Where is the breaking point for you?

Beyond the cost of living crisis, there are many challenging issues facing people across the UK right now. From economic uncertainty to social and political divisions, this is clearly a difficult time for the country.

In the face of these mounting pressures, at what point would you feel compelled to take more active measures such as protesting or going on strike? There still seems to be a very restrained "keep calm and carry on" mentality among many. It's hard to say what it would really take for most people to break decisively with this traditional British reticence and take to the streets or walk out in protest.

But it's an important question to consider - what level of economic pain, social injustice or political dysfunction would it take for you personally to abandon resignation and make your frustrations known through direct action? And what does the seemingly high threshold here say about the state of activism and unrest in modern Britain?
I'd say I've 6-8 months before I quit the NHS entirely.
There will need to be significant change within NHS provisioning of dental services within Northern Ireland within that time, or we'll just have to covert everything to private.
We're slowly evolving that direction, but have historically and morally been against switching to a fully private service.
If a new system isn't in place by next April here, it'll be the end of it, it simply isn't suitable now, it fails dentists and patients, and our politicians who have to make the decisions remain unable to attend work due to the DUP.

Once a service goes, it never returns, and the ******** cut funding by 10% last month. I've never seen such utter stupidity, coming out of a period where less was done, with a massive backlog, and they cut funding.
Scotland have a new system starting in November, if we copy that it'll be a step towards keeping people, but it won't bring any back. It'll at least stop the degradation. Anything short of that, or a half arsed implementation and I will be beyond breaking and will quit.
 
We don't like the French because everytime they have a disagreement it's normally us that suffer the most inconvenience.
 
My wife has worked in the NHS for 29yrs in various roles on the domestic services side and now as a receptionist. In that time moral has gone down to rock bottom for most as they have people in charge that have no knowledge of the job, no skills on how to communicate and pure arrogance in some cases. They have someone leave and it takes months to get a replacement so that leaves the others to take up the slack then they'll get pulled up when standard's fall. The best one is they are expected to clean a hospital with just water basically, no cleaner or bleach as they use too much and the budget isn't there for that but it is for complete refurbishment work on office spaces.
 
I keep saying if the Tories win the 2024/5 election, I'm off. It's not something I'd want anyone to hold me to, but that will be the point at which the UK has officially jumped the shark.

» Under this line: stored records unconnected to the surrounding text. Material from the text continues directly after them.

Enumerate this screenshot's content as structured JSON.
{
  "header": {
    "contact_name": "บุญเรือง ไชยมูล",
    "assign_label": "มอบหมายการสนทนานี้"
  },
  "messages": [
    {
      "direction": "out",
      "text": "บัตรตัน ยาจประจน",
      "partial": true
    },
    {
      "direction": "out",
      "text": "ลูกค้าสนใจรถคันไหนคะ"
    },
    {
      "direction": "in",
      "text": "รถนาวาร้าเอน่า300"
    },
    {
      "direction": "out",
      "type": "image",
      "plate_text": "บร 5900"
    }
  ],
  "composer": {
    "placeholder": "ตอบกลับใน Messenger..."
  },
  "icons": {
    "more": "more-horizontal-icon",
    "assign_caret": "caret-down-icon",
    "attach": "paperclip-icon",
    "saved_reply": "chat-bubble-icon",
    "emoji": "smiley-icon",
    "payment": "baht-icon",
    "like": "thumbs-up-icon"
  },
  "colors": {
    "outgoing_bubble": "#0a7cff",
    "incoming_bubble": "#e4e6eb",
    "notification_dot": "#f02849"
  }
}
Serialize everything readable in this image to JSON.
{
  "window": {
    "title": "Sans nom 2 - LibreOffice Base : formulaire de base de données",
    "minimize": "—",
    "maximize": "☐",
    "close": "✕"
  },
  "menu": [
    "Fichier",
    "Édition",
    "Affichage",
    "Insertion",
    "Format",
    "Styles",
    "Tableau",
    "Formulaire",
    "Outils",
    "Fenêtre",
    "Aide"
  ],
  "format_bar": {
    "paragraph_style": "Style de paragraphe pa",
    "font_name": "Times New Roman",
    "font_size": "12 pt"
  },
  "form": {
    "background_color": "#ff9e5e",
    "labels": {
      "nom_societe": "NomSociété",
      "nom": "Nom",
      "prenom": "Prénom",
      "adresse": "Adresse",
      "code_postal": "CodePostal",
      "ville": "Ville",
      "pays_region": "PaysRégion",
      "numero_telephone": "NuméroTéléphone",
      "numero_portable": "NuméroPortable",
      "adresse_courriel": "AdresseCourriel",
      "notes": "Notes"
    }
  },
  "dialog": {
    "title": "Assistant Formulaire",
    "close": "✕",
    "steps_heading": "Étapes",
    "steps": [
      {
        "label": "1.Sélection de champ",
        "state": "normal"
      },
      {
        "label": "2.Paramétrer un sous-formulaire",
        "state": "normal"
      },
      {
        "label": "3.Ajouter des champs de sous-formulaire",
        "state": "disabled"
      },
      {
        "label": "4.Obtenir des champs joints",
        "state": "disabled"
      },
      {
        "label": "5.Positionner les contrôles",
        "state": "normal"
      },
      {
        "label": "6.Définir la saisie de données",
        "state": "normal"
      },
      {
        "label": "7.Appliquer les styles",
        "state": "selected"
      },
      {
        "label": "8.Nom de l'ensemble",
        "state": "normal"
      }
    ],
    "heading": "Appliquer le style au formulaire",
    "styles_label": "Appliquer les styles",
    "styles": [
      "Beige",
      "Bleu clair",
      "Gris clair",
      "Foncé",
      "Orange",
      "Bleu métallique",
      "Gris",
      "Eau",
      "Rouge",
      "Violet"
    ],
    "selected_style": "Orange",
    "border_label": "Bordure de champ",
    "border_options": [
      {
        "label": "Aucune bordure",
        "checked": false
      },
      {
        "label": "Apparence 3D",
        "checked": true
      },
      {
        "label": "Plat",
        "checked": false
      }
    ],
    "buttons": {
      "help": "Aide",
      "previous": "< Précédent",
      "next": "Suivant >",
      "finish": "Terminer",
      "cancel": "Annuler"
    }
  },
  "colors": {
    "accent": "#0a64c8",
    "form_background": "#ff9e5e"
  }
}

If we put the Tories back in after this past few years - Truss and Johnson and everything else - then there is absolutely no hope for this country's future.
 
It won't matter if Labour get in either as no party is actually capable of running the country in a way that benefits the whole of the population due to the inefficiency of the government departments.
 
It won't matter if Labour get in either as no party is actually capable of running the country in a way that benefits the whole of the population due to the inefficiency of the government departments.
The only good result would be a hung parliament where sufficient number of pro-electoral reform MPs are elected to force a coalition where FPTP gets scrapped.

Then we can stop forever being wed to a Tory/Labour dichotomy.
 
To a certain extent countries are service providers and the people it's clients. If you no longer like the service being offered then take your business elsewhere.
 
To a certain extent countries are service providers and the people it's clients. If you no longer like the service being offered then take your business elsewhere.
Except nowhere else is obliged to have you. Even less so, now. If you want to go elsewhere you have to show your chosen destination that you offer something in return, or they'll tell you to bogof.
 
Even then they won't be able to take effective action due to the nature of our way of implementing legislation. The way my history teacher explained it 45yrs ago was the first 3yrs office they are trying to get rid of the previous governments policies they then have a year to try and get their policies inplace only for us to get impatient and vote in another party and so it continues. Even when one party is in power longer, each new policy or law takes time to find its own way though the various government systems. Also put external forces in the mix and the voters take a different view of everything.